Suddenly a mobile phone on one of the benches rings.
One of the men picks it up, and the following conversation ensues:
(H - Husband, W -Wife)

H - "Hello?"

W - "Honey, it's me. Are you at the club?"

H - "Yes."

W - "Great! I am at the mall two blocks from where you are. I just saw a beautiful leather coat. It's absolutely gorgeous!! Can I buy it?"

H - "What's the price?"

W - "Only $1,000."

H - "A thousand? Well, OK, go ahead and get it, if you like it that much..."
W - "Ahhh, and I also stopped by the Mercedes dealership and saw the 2002 models. I saw one I really liked. I spoke with the salesman,
and he gave me a really good price...and since we need to exchange the BMW that we bought last year..."

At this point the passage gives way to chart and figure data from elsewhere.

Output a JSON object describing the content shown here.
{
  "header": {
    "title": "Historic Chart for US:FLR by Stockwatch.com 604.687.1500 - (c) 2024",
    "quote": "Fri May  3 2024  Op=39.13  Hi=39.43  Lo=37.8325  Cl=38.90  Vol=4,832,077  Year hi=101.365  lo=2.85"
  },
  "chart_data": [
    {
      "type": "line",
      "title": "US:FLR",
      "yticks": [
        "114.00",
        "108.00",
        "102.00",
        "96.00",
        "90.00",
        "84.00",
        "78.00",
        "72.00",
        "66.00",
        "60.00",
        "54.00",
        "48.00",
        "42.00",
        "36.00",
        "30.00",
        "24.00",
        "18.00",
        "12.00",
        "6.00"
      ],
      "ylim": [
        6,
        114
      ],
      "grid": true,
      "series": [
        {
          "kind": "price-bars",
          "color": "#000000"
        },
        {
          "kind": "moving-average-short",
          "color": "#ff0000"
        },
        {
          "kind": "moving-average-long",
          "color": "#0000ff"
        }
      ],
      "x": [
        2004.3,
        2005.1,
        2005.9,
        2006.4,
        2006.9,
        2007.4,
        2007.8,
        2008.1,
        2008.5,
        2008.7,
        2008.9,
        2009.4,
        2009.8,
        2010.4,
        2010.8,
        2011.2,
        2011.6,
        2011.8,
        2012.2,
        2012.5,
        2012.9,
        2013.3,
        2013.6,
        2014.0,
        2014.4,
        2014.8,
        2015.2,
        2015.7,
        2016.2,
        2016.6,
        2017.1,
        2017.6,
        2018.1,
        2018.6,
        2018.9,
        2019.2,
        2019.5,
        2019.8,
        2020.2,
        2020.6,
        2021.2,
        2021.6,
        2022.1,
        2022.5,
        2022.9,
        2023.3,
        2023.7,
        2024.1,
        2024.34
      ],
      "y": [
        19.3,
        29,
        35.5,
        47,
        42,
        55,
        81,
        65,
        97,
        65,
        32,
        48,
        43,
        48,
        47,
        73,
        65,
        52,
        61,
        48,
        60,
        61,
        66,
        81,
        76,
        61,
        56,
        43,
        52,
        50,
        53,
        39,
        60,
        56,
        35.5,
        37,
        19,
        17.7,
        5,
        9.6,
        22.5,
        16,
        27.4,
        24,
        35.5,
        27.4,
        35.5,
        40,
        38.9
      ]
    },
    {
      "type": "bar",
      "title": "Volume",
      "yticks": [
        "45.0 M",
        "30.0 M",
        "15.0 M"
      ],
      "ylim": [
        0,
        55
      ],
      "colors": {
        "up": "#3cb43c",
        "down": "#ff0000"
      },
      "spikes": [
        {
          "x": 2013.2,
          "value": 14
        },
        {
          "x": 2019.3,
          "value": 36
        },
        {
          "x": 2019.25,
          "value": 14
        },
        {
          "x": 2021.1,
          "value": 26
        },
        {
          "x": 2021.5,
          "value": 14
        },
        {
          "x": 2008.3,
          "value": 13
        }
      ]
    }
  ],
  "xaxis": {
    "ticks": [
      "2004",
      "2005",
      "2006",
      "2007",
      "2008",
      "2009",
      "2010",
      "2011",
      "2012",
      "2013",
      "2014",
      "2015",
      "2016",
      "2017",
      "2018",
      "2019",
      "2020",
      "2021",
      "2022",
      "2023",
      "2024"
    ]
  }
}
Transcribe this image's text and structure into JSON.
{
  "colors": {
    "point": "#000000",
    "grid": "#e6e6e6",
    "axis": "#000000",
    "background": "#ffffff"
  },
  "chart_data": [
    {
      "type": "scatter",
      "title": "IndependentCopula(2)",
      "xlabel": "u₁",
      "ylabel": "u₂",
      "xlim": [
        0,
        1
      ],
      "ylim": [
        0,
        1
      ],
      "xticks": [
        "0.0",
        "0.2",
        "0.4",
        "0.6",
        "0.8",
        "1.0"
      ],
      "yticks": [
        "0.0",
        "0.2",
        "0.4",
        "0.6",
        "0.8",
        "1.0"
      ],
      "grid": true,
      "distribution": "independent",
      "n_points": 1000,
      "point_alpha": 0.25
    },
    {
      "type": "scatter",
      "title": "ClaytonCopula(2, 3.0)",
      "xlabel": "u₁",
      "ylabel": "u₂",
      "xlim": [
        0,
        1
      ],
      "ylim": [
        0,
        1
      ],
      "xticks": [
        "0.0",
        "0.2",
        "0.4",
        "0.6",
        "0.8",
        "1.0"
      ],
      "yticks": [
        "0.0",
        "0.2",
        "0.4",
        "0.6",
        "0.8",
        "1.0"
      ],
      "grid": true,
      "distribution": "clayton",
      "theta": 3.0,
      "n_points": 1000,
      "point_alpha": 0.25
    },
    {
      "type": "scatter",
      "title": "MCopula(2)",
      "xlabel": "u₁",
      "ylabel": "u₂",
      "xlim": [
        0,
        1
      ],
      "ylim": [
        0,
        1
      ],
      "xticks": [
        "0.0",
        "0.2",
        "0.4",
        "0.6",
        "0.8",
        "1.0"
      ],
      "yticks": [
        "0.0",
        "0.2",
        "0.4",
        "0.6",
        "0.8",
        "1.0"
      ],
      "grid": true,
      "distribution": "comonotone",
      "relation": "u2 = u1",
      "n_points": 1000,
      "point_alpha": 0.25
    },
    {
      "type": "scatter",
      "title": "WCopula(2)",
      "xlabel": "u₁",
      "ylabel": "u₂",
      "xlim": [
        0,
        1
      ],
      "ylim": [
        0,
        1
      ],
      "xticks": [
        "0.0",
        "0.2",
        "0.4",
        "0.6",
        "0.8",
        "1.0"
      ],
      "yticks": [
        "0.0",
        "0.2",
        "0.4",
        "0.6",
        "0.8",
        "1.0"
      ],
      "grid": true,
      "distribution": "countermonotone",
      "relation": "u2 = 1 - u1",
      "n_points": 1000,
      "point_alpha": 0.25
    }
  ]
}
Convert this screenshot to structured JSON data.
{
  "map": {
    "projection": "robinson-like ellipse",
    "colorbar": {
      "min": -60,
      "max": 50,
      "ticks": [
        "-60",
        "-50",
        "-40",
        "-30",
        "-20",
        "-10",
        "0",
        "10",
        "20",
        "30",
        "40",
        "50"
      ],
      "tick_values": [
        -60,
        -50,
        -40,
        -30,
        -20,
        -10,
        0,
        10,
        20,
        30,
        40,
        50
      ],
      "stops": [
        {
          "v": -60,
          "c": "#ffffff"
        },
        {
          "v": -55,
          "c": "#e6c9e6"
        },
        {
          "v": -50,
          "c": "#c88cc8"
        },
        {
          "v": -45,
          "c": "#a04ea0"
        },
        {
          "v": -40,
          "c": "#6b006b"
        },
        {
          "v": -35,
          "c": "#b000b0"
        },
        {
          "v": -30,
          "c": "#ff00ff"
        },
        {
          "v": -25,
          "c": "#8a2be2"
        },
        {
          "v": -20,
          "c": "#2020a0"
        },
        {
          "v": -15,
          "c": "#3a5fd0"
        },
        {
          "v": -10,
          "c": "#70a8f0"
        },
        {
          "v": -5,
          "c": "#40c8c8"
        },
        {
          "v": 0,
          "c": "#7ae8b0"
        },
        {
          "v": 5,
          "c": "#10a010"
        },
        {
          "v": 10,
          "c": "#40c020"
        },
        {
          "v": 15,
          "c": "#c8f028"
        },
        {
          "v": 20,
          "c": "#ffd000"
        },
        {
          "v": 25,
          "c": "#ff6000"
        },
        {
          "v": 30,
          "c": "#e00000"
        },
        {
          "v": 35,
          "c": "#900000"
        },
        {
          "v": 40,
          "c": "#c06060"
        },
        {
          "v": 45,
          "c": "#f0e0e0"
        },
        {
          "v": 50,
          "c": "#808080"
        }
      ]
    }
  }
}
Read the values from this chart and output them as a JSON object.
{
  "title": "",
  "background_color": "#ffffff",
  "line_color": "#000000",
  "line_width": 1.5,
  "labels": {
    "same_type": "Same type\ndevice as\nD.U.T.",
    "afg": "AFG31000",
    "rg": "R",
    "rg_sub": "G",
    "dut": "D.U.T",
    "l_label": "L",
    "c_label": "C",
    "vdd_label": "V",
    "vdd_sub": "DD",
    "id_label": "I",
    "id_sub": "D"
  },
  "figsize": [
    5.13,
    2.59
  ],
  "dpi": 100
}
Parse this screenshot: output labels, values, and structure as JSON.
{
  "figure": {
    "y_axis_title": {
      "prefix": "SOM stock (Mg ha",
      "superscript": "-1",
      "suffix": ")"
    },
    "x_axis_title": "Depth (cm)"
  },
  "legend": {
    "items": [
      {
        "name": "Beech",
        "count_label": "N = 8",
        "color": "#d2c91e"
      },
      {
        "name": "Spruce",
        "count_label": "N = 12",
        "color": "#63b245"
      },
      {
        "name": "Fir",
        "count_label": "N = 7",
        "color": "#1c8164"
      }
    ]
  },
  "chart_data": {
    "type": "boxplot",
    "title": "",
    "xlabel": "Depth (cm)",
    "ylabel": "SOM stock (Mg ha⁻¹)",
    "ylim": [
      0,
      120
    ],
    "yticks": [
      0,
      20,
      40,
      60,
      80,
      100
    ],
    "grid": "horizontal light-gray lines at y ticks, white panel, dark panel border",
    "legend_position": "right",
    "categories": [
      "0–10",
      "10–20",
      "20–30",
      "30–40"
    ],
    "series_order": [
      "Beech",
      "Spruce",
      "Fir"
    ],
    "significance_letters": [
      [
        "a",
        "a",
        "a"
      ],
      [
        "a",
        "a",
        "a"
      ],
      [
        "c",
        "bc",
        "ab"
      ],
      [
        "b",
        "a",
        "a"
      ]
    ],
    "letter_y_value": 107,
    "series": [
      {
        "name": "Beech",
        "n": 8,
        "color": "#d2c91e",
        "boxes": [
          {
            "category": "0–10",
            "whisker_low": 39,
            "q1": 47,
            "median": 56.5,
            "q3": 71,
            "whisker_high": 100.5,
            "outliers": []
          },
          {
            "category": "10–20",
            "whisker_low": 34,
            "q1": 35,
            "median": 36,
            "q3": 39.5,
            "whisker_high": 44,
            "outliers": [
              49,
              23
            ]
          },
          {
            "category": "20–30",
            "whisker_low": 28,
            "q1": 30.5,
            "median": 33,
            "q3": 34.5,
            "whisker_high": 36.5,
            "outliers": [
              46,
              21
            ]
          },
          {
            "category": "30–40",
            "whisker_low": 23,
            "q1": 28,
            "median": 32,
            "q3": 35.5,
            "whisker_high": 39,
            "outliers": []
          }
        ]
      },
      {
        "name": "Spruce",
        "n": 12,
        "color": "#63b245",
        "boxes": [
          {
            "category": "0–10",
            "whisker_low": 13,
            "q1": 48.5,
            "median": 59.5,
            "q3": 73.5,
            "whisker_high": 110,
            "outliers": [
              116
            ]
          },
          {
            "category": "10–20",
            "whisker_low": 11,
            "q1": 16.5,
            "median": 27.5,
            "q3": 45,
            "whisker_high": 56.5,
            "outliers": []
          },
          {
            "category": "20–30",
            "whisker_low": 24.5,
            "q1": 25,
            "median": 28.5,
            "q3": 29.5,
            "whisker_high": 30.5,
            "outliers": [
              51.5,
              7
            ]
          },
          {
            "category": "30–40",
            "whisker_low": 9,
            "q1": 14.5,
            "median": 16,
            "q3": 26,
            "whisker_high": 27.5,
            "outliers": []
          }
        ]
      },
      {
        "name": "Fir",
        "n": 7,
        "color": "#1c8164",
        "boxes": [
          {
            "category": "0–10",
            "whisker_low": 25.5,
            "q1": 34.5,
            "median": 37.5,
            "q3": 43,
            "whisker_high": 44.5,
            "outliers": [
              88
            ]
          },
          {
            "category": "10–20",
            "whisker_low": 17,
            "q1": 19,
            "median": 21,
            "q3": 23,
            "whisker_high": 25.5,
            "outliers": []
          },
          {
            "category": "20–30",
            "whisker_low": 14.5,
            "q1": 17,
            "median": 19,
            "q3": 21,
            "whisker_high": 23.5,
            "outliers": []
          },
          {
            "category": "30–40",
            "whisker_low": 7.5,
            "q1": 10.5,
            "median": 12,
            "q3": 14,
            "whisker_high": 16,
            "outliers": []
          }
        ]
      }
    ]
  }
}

H - "What price did he quote you?"

W - "Only $60,000..."

H - "OK, but for $60,000 I want it with all the options."

W - "Great! But before we hang up, something else..."

H - "What?"

W - "It might look like a lot, but I was reconciling your bank account and..I stopped by the real estate agent this morning and saw the house we had looked at last year. It's for sale!
Remember? The one with a pool, English Garden, acre of park area, beachfront property."

H - "How much are they asking?"

W - "Only $650,000 - a magnificent price...and I see that we have that much in the bank to cover..."

H - "Well, then go ahead and buy it, but just bid down to $620,000. OK?"

W - "OK, sweetie...Thanks! I'll see you later!! I love you!!!"

H - "Bye...I love you too..."

The man hangs up & closes the phone's flap. The other men are looking at him in astonishment and derision.
The husband raises his hand while holding the phone and asks:
"Does anyone know who this phone belongs to?"